Kiedy byłam mała była nią Sara z powieści „Mała księżniczka” – Frances Hodgson Burnet. Później bohaterem był Władysław Szpilman / książka Waldorffa, po wielu latach były korekty/. Zekranizowano w filmie pt. „ Pianista” w reżyserii Romana Polańskiego. Nigdy po jakiejkolwiek projekcji filmu nie byłam tak wzruszona. Scena, kiedy gra dla oficera wrogiego wojska, muska wychudzonymi palcami klawiaturę fortepianu, a promienie wpadające do ruiny domu opadające na strzępach jego rękawów jakby unosiły dźwięki i łączyły delektujące się dusze. Niesamowite!!!… Może to kwestia bycia Polką. Może to fakt uwielbienia muzyki Chopina. Tam były emocje o tak wielu podłożach, a każda łza odbierającego zapłatą za przekaz.
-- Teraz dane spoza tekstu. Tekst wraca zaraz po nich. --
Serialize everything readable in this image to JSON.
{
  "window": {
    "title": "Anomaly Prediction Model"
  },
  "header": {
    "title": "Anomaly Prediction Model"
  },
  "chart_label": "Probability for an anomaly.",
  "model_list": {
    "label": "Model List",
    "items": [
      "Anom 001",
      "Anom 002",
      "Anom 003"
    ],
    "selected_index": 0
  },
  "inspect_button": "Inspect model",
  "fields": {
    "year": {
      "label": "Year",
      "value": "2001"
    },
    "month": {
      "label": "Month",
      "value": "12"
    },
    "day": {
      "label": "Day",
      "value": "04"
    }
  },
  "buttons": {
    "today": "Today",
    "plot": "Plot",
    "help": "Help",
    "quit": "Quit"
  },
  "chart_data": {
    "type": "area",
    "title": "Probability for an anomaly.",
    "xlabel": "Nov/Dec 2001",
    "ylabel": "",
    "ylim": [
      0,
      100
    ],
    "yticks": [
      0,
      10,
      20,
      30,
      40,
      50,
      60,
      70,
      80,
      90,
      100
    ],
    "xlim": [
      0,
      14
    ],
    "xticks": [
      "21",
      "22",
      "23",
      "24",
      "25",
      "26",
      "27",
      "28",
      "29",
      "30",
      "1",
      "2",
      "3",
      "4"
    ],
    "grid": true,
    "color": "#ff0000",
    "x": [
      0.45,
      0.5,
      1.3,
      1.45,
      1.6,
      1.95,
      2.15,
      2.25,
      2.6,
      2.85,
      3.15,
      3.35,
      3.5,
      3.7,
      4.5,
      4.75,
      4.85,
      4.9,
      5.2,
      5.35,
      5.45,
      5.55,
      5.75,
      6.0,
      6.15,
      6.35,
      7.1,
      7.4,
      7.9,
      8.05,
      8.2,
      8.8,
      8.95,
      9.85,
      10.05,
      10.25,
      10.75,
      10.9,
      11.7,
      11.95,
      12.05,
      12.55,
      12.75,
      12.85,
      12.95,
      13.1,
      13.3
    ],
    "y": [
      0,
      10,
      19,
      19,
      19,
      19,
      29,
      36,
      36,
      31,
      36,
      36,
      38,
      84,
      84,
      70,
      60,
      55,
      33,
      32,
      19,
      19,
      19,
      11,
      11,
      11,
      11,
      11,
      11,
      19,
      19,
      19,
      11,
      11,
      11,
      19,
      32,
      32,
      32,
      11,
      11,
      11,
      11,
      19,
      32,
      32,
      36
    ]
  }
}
Masz na swoim koncie jakieś nagrody i wyróżnienia? A może nie przykładasz do tego większej wagi?

Mam na swoim koncie 2 tomiki. „Lusterko do makijażu” – 2010 r. i „Złapałam sen w dłonie” – 2016 r. Moje wiersze i proza są również w kilkunastu antologiach.
W konkursach brałam udział tylko 2 razy. W tym zdobyłam drugie miejsce wierszem dotyczącym tematyki przemijania/Dzień Zmarłych. Nagrodą druk w antologii. W grupie poetyckiej „Pisz i czytaj wiersze” Miałam wieczorki poetyckie na zaproszenie Uniwersytetu Trzeciego Wieku w Mikołowie. Tam recytowano moje wiersze. Za co bardzo dziękuję..
Na portalach poetyckich wiele wyróżnień. W Krakowie wisiało moich kilkanaście wallsów na ścianie na Brackiej. To cieszy, ale nie dbam o to. Ważne, że bywam czytana. Mam bloga porcelanowe miniatury…mam tam prawie 80000 odwiedzin.

Gdybyś musiała z czegoś zrezygnować, z ważnych powodów, co zabolałoby najmocniej?

Straciłam już coś najcenniejszego w życiu… Ból ciężki, ale już nie parzy ani ziębi, ale jest na dnie myśli — dożywotni… Na dzień dzisiejszy utrata miłości do męża Piotra. Nie wyobrażam sobie życia bez niego.

Piotrze:

***
jesteś moim snem,
połową tlenu wdychanego,
częścią warkocza splatanych ust
jesteś
nie wypuszczaj mnie z rąk

***

Powiedz mi jeszcze o swoich zainteresowaniach. Czy poza poezją jest jeszcze coś co lubisz robić?

Moje życie się zmieniło, od niedawna. Uwielbiałam prace w ogrodzie. Owocowało cudnymi
kwiatami. Miałam duży ogród warzywny. Też go od roku nie mam. Kocham Chopina, pozwolił mi przetrwać. Kiedy to możliwe to wyjeżdżamy z mężem do Krakowa na koncerty kameralne Polecam. Uwielbiam słuchać L. Armstronga. Mam kolekcje porcelanowych figurek granatowo-białe. Nadal wyłapuję perełki. Często proszą mnie, by ozdobić salę weselną. To lubię. A ostatnio lubię malować ściany farbą…tak się odprężam.

Czy masz swoje ulubione motto, którym kierujesz się w życiu? Jakie wartości cenisz w ludziach, a które wady ci przeszkadzają?

Tak: …nic dwa razy się nie zdarza…W. Szymborskiej
U ludzi cenię lojalność. Nienawidzę fałszu i pychy. Kreatywności z łokciami

Co pochłania twój wolny czas, poza pisaniem?

Od kilku miesięcy telefon i komunikator. Mąż nie mieszka w kraju, widujemy się co kilka tygodni, więc tak nadrabiamy. A nocami czytam. Piszę prozę. Próbuję pisać, powieść. Może się uda. Pracuję zawodowo, więc bywam zmęczona, Jestem urzędasem.

Jakie masz inne marzenia, związane z poezją, życiem?

Z poezją? Chciałabym posiadać legitymację przynależności w Związku Literackim. Może się ziści. W życiu prywatnym… jako kobieta – jestem spełniona, szczęśliwa. Doznając miłości odwzajemnionej, nie potrzebujemy więcej. Nie mamy marzeń. Mamy sny w dłoni. Nie chce więcej nic. 
 
Ulubiona pora roku to …. Jesień, ponieważ kocham deszcz…to chyba on zsyła mi miłość, bo Amor trafia jesienią.